Da es bei Vogels Forderungen (Vermehrung des Gemeindeeigentums, keine profitorientierte Verwertung und kein Verkauf von öffentlichem Grundbesitz, Vergabe nur im Erbbaurecht, Abschöpfung leistungsloser Bodengewinne etc.) nicht um ein sozialistisches Experiment geht, sondern um eine demokratische Notwendigkeit, lässt er auch politische Gegner, etwa den langjährigen CDU-Chef (1950–1966) und ersten Bundeskanzler der Bundesrepublik (1949–1963) Konrad Adenauer zu Wort kommen: »Die bodenreformerischen Fragen sind nach meiner Überzeugung Fragen der höchsten Sittlichkeit. Es nützt Ihnen alles nichts [...], wenn Sie nicht das Übel an der Wurzel fassen.«
        Das Übel an der Wurzel fassen – wie das gehen könnte, zeigt heute vor allem die alternative Bau- und Genossenschaftsszene auf. Eine Reihe von aktuellen Publikationen beleuchtet die Frage, wie sich vor dem Hintergrund des zunehmenden Drucks von InvestorInnen alternative Formen des gemeinschaftlichen Zugangs zur Ressource Bo- den organisieren lassen.
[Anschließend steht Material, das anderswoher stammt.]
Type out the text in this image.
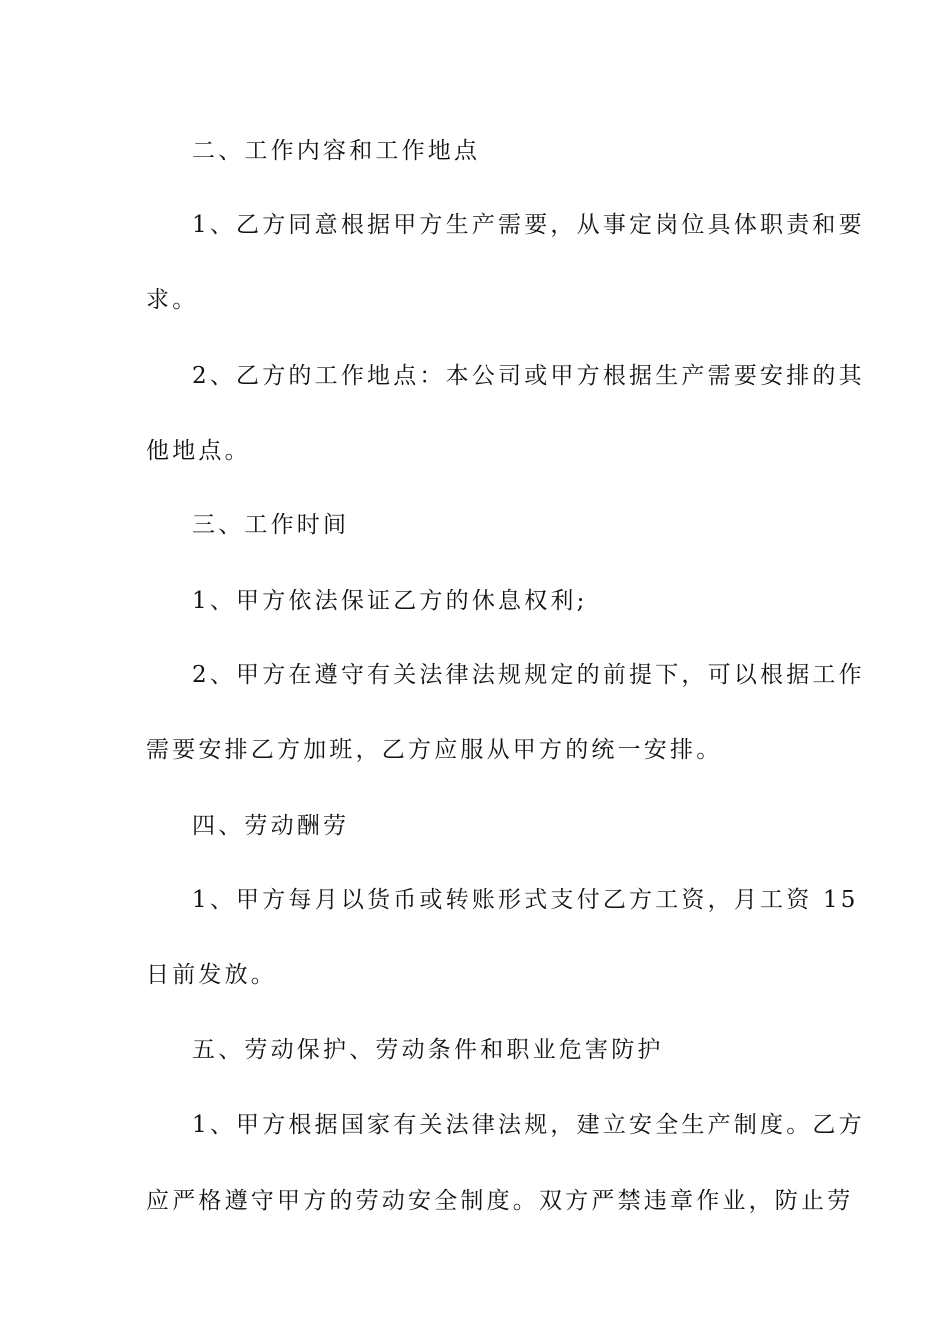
二、工作内容和工作地点
1、乙方同意根据甲方生产需要，从事定岗位具体职责和要
求。
2、乙方的工作地点：本公司或甲方根据生产需要安排的其
他地点。
三、工作时间
1、甲方依法保证乙方的休息权利;
2、甲方在遵守有关法律法规规定的前提下，可以根据工作
需要安排乙方加班，乙方应服从甲方的统一安排。
四、劳动酬劳
1、甲方每月以货币或转账形式支付乙方工资，月工资 15
日前发放。
五、劳动保护、劳动条件和职业危害防护
1、甲方根据国家有关法律法规，建立安全生产制度。乙方
应严格遵守甲方的劳动安全制度。双方严禁违章作业，防止劳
Schon das 2018 erschienene ARCH+-Heft 231: The Property IssueVon der Bodenfrage und neuen Gemeingütern, in dem Florian Hertweck übrigens auch Hans-Jochen Vogel zu Wort kommen lässt, bezeugt eine zunehmende Politisierung des Bodens innerhalb der ArchitektInnenschaft – und damit auch ein erfreuliches Erstarken einer Gegenposition zu VertreterInnen einer weiteren Marktliberalisierung (wie beispielsweise Patrik Schumacher). Man darf auch gespannt sein auf den von Hertweck herausgegebenen Band Architektur auf gemeinsamem Boden. Positionen und Modelle zur Bodenfrage, der im Mai 2020 bei Lars Müller Publishers er- scheinen soll. Dass im gemeinschaftlichen Gebrauch und Besitz von (v. a. städtischem) Boden die Schweizer die Nase vorne haben, wird einmal mehr mit Boden behaltenStadt gestalten (2019, Rüffer & Rub Verlag) unter Beweis gestellt. Ein Sammelband, der vor allem deutlich macht, wie wichtig eine informierte und engagierte Zivilgesellschaft für die Verwirklichung eines dekommodifizierten Umgangs mit Boden und Wohnraum ist. Mit welchen negativen sozialen und ökonomischen Konsequenzen eine weitere Privatisierung öffentlicher Flächen (privare: lat. berauben – also einer Beraubung von allen) einhergeht, kann in Brett Christophers Buch The New Enclosure. The Appropriation of Public Land in Neoliberal Britain (2018, Verso) nachgelesen werden.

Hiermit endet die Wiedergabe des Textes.